Most likely version of events: small amounts of carbon monoxide were venting into my room through the airing cupboard, particularly at night because I generally have my bath or shower in the evening, meaning that's when the boiler is most heavily used. The amounts of the gas would vary depending on how much I was using the boiler generally - more if the weather was cold and the radiators automatically came on - and in which direction and how strongly the wind was blowing on the roof.

The fact that I kept my window open at night... well, it might not have actually saved my life, but it probably prevented me from getting a lot sicker than I already had been. And the fact that all the faults with the boiler that caused the carbon monoxide to reach such dangerous levels had also caused it to break down before we hit really cold weather, and I turned the heat up and began leaving it on during the night? That probably DID save my life.

So this is my Zolah-Land public service announcement. If you are having these symptoms and they persist, as mine did, for weeks or months at a time, and you find that you feel strangely better when you are away from home but that you get worse again when you return? For heaven's sake, get your heater or boiler or whatever checked. Please.

And get a carbon monoxide alarm and put it NEAR WHERE THE BOILER IS (I had one, but it was shoved on a shelf on my landing, in completely the wrong place to be useful). Although I obviously wasn't lucky to have a dangerously malfunctioning boiler that was pumping out high levels of poisonous gas, I was lucky that it was in the loft, that I mostly already slept with my window open, and that the boiler went wrong during summer months when I barely used my heating. You may not be that lucky. So just be careful.

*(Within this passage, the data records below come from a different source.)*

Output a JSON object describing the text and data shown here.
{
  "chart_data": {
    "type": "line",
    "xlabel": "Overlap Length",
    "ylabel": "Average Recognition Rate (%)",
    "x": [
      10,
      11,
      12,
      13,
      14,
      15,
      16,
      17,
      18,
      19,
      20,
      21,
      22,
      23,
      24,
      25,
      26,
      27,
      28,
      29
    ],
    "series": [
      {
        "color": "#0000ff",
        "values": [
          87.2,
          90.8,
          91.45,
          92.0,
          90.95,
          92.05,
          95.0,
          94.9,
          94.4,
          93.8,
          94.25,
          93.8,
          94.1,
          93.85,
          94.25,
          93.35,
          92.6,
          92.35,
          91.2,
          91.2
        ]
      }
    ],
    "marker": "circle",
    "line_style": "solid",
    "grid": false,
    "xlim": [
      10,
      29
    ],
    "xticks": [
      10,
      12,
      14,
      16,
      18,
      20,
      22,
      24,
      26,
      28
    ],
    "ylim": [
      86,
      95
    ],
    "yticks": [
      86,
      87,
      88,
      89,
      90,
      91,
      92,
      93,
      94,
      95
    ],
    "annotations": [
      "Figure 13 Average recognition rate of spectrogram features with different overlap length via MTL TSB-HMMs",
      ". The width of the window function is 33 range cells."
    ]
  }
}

And with that, we move onto happier things: STATIONERY. Check out my collection and weep, losers!

9 comments:

Starcheater said...

So scary. Thank you for sharing this information with others ... and I'm so glad you found out the problem before something really awful happened. Here's wishing you much better health now that your boiler is fixed!

Zoë Marriott said...

Thank you, Starcheater - and you're very welcome :)

Alex Mullarky said...

My GOD that is so scary but also how lucky that it WAS in the loft and omg. Anyway, get better soon!

Genealogist said...

Please make sure that your doctor refers you to the hospital for a full series of tests (my OH had CO2 poisoning, so I know this is essential) - and please seriously consider letting whoever services your boiler that serious malfunctions have been overlooked on previous services - because next time someone may not be so lucky. Hope you feel better soon

Zoë Marriott said...

Thanks, Genie. I've already done the later, and I think the first is in progress, although the doctor was a bit vague...

Zoë Marriott said...

Alex: I've sometimes been a bit annoyed that they located it up there, because it makes getting to it so much harder and more uncomfortable. Now, however, I shall stop moaning!

bookherder said...

You were lucky in so many ways. A woman I work with lost both her parents to CO2 one winter's day. And, congratulations on finding the reason for all those worrying symptoms that seemed to just keep coming! Here's to better health in the New Year!

Zoë Marriott said...

Bookie: I know. It's a little hard to comprehend how in danger I must have been, and for how long - and the fact that now it's over so suddenly, too.

Rachel Balcombe said...

This is so terrifying, I'm glad they caught it and that you're feeling better. At least you know that all your symptoms didn't mean there was something wrong with you that might have taken more fixing I guess... Phew, sending up a prayer of thanks for how it turned out!